En 1975, il a été arrêté par la police thaïlandaise qui l’a relâché très rapidement parce qu’elle a été soudoyée. En octobre le contexte politique était terrible là-bas : le Viêt Minh était rentré à Saïgon en avril, les Pathet Lao étaient aux portes de Vientiane, les Khmers venaient d’arriver à Phnom Penh et il y avait une psychose du communisme dans la ville, qui faisait que la police avait d’autres chats à fouetter que de s’intéresser à des petits délinquants comme lui. Elle faisait plutôt la chasse aux étudiants communistes. Sobhraj pendant ces événements était très à l’aise, lui, il faisait ses affaires et il savait très bien que si la police l’arrêtait elle avait mieux à faire.

Est-ce que cette rencontre a changé quelque chose dans votre vie ?

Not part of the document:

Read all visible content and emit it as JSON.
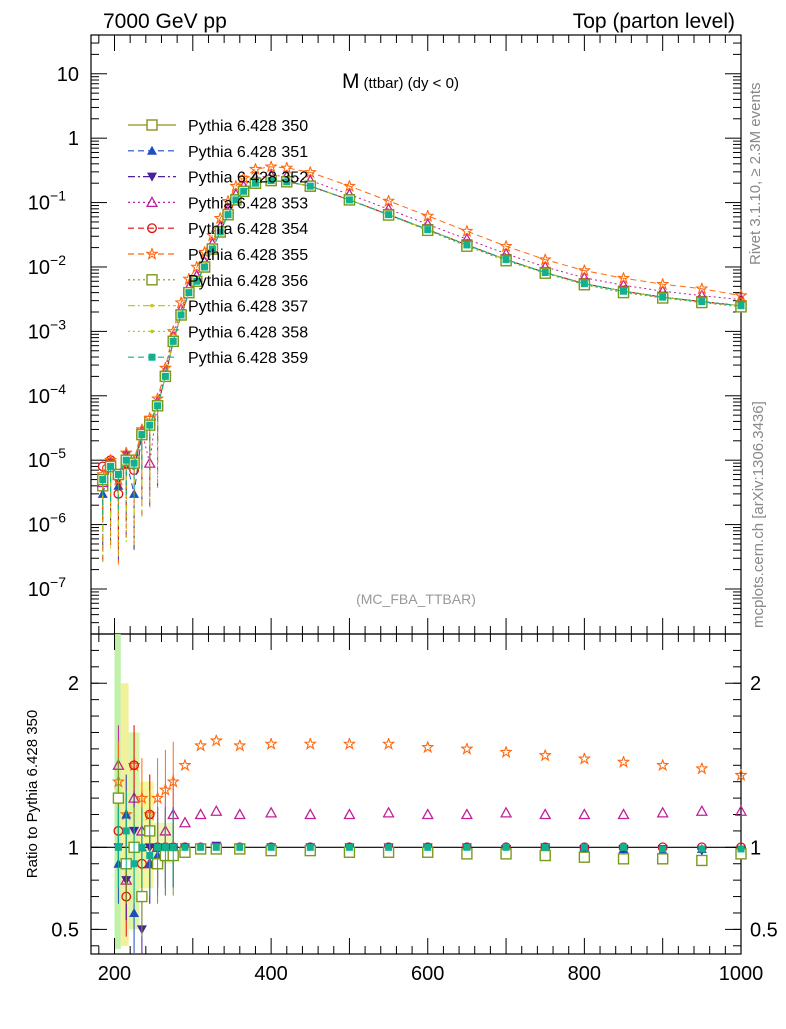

C’est une question que l’on me pose régulièrement. Je crois que fondamentalement quelque chose a changé en moi, mais je ne saurais pas le définir. Ma fille me demande : "Qu’est ce que tu diras à ton petit-fils quand il voudra partir en voyage, pour le protéger à partir de cette expérience ?" Je ne sais pas. C’est tellement exceptionnel, qu’on ne peut pas faire des généralités.

En fait, la peur est arrivée après, quand je me suis rendu compte de l’importance de ces actes et du fait que j’aurais pu y passer.

Eric Aubry

Qu’est ce qui a fait que vous avez échappé aux griffes de Charles Sobhraj ?

Je pense qu’un des éléments importants, ça a été ma naïveté. Je ne voyais le mal nulle part, j’étais ouvert à la vie, j’avais 20 ans, je découvrais tout. Donc j’étais à des années lumières de penser à ce qu’il faisait. J’avançais libre, avec une naïveté incroyable quand j’y repense aujourd’hui. Je suis persuadé que c’est ça qui m’a protégé, qui m’a sauvé.